The Watan party VP Mohamed Nour called on all Islamists to join hands and disperse the culture ministry sit-in, calling the sitters “supporters of the former regime’s Culture Minister Farouk Hosni.” Others, including the MB’s Ahmed al-Mogheer, also echoed the call.
And indeed, hundreds of anti-protest protesters came down to the Egyptian Ministry of Culture on Tuesday. There were several accounts of the scuffles (on Zeinobia’s blog, @cliffcheney‘s timeline, Ahram Online, Daily News Egypt, Reuters, more.)
After it was all over, Minister Abdel-Aziz visited with some of the counter-protesters who’d been bruised up and had his photo taken with them.
Apparently, Abdel-Aziz wasn’t the only one doing some kissing, however. Al-Hafez — presumably to rile opinion against the sit-in — aired some scandalous footage of a man and a woman greeting one another.

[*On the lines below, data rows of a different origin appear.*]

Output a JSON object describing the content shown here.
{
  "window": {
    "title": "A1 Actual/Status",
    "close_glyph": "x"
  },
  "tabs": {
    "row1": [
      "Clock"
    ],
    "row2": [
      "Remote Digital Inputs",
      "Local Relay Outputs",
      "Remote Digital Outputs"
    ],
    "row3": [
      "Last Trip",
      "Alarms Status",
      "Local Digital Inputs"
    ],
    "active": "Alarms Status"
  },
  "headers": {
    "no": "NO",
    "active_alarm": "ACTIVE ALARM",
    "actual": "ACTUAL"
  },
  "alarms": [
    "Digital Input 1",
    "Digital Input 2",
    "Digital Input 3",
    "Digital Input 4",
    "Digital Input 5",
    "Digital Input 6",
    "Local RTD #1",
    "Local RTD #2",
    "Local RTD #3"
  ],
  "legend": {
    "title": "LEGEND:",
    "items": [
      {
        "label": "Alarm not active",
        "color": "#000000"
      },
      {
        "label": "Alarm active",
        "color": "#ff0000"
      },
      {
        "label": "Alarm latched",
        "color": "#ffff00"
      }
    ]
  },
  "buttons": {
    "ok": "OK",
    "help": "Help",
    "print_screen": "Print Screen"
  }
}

Meanwhile, Abdel-Aziz appointed a new archives head, who said they would be tightening up access to the already restricted national archives. Abdel-Aziz also said on Twitter that they planned to go through the archives, which he said — rightly — are in bad shape. However, he did not explain his plan for putting them in better shape, outside of further restricting access and keeping them out of the hands of foreign interests.
The bigger questions continue to be about the future of an overweening “Ministry of Culture” and whether it can be broken apart into several more independent institutions that support, rather than trying to control, cultural expression.